Direktur Eksekutif Pusat Kajian Kebijakan Publik dan Sosial (Puskas), Mohamad Fuad, menyampaikan kritiknya terhadap keputusan tersebut. Fuad menilai, dalam situasi di mana banyak sektor industri domestik masih berjuang untuk pulih dari dampak pandemi, keputusan untuk mengirim sembilan pejabat ke luar negeri dianggap tidak tepat.

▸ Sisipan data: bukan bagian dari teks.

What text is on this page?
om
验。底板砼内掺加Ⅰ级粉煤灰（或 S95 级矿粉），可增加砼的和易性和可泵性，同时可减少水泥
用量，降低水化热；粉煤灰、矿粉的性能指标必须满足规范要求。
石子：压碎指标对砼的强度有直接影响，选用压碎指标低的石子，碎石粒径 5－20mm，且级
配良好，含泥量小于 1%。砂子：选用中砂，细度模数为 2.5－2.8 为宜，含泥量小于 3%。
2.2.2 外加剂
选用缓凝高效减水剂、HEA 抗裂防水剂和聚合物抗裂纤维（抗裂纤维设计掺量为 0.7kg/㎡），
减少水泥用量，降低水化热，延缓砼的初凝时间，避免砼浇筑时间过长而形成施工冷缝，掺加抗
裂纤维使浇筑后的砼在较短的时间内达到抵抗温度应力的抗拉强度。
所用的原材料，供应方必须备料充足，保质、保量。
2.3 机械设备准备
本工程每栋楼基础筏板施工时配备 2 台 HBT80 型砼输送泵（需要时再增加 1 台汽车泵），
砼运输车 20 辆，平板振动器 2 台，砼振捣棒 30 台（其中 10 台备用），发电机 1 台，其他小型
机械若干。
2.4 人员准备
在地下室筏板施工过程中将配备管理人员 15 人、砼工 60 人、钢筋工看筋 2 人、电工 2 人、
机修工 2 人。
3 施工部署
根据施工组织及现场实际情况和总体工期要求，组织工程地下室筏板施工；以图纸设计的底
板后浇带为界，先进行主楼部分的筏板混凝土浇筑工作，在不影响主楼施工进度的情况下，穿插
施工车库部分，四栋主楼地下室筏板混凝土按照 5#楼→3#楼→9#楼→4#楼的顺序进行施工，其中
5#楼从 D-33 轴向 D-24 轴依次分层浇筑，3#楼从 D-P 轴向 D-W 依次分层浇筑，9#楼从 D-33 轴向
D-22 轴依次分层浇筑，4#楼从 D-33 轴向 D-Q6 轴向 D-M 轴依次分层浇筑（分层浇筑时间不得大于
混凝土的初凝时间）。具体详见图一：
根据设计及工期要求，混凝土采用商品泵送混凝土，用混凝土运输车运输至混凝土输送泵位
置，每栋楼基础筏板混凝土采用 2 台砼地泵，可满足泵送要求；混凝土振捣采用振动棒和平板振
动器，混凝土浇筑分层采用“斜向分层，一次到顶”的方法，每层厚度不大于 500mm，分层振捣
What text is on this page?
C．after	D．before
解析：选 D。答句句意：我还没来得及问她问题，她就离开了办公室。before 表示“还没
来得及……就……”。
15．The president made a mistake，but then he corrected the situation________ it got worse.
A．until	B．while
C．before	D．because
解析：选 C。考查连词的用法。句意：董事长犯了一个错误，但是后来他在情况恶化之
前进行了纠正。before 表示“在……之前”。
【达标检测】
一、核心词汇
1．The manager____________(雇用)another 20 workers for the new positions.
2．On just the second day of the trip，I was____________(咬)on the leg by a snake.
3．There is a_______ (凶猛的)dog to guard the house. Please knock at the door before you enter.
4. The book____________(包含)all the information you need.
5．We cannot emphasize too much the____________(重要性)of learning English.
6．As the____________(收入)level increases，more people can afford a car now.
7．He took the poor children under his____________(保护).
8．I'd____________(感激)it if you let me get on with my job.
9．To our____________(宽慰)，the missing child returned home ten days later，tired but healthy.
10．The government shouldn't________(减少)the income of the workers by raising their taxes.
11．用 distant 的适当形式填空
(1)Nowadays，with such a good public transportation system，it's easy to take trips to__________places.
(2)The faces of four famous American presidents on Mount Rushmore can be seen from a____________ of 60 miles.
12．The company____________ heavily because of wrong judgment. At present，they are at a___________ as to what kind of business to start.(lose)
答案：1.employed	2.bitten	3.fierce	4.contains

"Fokus pemerintah seharusnya lebih diarahkan pada upaya pemulihan ekonomi domestik dan mendukung industri dalam negeri. Jadi perjalanan mereka ke Turki ini patut dipertanyakan. Apa urgensinya?" ujar Fuad, Selasa (3/12).
Para pejabat Kemenperin diketahui menghadiri Halal Expo 2024 di Turki yang berlangsung sejak 26 November hingga 1 Desember 2024. Fuad menjelaskan bahwa perjalanan dinas semacam ini tentu membutuhkan anggaran yang signifikan, mencakup biaya tiket pesawat, akomodasi, dan operasional lainnya.
Di tengah kondisi keuangan negara yang terbatas, Fuad menilai pengeluaran untuk perjalanan dinas tersebut merupakan pemborosan anggaran. "Pemerintah perlu memberikan penjelasan yang transparan terkait tujuan, manfaat, dan anggaran yang digunakan dalam perjalanan dinas tersebut," tegasnya.
Fuad juga menambahkan, kasus ini berpotensi merusak citra pemerintah di mata masyarakat. Tindakan yang dianggap tidak sesuai dengan prioritas dan harapan publik dapat memicu ketidakpercayaan terhadap komitmen pemerintah.
"Presiden Prabowo sudah jelas instruksinya, kalau tidak terlalu penting, tak perlu ke luar negeri. Kalau memang mau, silakan gunakan anggaran sendiri," kata Fuad.
Kritik ini menjadi pengingat bagi para pejabat untuk lebih bijak dalam mengelola anggaran negara dan memastikan setiap kebijakan yang diambil sejalan dengan upaya pemulihan ekonomi nasional. Hingga berita ini diturunkan, belum ada tanggapan resmi dari pihak Kemenperin terkait polemik perjalanan dinas tersebut.